I would have thought the cost of producing an e-book would be less than producing a paperback?
Honestly, it comes out about even, except that publishers cannot off-load their unsuccessful e-book stock to remainder houses to recoup their up front investment. (Which of course cuts both ways, as I can't re-sell the license to a DRM'd ebook, either.)
There are expenses that remain constant regardless of format, including staffing costs for editing, design, layout and promotion, legal costs in negotiation for author's rights, author's royalties, and the biggy of media buys and travel costs for promotion of the frontlist.

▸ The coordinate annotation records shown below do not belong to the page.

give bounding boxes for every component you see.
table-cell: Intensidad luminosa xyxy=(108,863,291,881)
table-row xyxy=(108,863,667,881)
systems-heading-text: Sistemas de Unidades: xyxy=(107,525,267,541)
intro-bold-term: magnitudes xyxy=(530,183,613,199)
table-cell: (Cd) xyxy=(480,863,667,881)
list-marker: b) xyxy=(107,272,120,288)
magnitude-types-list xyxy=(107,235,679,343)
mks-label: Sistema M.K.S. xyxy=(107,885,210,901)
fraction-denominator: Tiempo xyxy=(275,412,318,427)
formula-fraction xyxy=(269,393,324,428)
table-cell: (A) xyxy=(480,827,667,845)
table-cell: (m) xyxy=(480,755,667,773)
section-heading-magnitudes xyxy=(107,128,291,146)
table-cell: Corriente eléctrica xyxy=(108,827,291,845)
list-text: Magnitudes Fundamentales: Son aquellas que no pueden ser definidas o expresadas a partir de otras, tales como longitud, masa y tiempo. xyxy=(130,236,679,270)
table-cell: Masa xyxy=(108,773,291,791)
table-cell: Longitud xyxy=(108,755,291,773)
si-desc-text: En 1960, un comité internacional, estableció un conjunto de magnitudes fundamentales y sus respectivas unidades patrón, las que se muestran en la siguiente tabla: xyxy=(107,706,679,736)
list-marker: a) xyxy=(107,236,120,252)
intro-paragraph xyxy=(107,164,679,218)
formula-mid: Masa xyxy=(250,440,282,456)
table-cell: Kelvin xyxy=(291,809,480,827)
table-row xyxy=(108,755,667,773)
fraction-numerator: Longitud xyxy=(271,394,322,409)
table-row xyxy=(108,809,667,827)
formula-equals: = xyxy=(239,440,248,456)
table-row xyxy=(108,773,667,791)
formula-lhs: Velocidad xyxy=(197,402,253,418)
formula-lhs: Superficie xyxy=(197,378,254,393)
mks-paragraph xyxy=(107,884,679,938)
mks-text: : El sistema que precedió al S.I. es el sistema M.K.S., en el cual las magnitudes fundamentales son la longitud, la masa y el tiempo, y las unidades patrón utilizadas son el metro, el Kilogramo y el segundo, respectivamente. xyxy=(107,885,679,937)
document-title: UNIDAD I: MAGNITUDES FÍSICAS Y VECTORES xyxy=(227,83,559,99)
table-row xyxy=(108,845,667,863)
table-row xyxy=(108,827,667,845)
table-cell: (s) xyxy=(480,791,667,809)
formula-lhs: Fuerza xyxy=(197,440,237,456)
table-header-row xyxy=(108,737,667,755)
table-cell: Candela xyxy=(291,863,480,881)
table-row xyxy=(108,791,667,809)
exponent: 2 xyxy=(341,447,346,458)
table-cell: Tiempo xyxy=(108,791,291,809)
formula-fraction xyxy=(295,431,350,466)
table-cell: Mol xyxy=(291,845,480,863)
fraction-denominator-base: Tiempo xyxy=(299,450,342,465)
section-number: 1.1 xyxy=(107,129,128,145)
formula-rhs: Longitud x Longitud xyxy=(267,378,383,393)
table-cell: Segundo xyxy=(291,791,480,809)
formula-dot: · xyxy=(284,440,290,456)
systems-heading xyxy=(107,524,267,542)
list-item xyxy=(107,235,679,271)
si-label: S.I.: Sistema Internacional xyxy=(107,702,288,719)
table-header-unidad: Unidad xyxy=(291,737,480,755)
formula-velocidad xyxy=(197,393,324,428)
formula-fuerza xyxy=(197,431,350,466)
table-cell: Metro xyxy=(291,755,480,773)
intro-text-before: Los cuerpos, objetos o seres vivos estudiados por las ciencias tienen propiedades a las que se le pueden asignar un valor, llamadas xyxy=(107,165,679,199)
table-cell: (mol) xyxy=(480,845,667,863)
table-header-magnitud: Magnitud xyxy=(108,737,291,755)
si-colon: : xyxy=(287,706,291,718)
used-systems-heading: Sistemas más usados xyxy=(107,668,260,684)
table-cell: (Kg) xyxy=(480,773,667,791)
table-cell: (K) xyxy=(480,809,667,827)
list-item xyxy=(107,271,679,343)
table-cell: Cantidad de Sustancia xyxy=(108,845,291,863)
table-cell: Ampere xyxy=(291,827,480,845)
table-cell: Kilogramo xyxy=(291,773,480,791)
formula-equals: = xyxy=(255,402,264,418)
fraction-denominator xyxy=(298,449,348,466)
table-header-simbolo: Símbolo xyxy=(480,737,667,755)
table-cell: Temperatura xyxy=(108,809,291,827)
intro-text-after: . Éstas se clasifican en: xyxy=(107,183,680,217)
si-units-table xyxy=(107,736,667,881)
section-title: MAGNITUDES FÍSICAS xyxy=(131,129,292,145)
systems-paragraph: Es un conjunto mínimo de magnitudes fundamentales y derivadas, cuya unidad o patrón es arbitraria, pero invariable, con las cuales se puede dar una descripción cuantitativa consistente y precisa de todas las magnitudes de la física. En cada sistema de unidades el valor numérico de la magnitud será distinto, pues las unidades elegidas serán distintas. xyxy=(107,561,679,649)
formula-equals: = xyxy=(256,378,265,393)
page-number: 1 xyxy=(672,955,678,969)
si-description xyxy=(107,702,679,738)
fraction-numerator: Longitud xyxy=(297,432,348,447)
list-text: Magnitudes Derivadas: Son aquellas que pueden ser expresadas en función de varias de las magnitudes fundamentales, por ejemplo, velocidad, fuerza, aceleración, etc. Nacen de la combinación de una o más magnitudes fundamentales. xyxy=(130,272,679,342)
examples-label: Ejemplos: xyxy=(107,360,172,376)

With paper books you incur printing, transportation and warehousing costs, but of those only the first is actually paid by the publisher. Wholesalers carry the other two. With electronic books, publishers bear the entire cost of formatting for the various reader formats sold by the ebook retailers, hosting the content in those formats, and paying IP attorneys and IT professionals to make sure that security is preserved and electronic rights are protected. (rights agreements and anti-piracy actions)
At first publishers were content to let wholesalers such as
Amazon, B&N, and Sony foot the bill (and the risk) for developing platforms and promoting the idea of e-books, and thus charged them a bit less for the content, but now that the market is is becoming profitable they realize that they will be able to make more money if they manage to cut out the wholesalers. This has been happening for a while now with academic publishers, and I predict it will quickly move to the trade houses. As far as the publishers are concerned, as long as they have to pay for all that infrastructure anyway, why not sell directly to the consumer and keep a tighter rein on costs?
The advantage in ebooks from a publisher POV is that they believe that buyers will pay a premium for the convenience of getting the books instantly, anytime, anywhere, and taking advantage of value-added features like being able to enlarge the font, search the text, and annotate, etc., and also the storage advantage.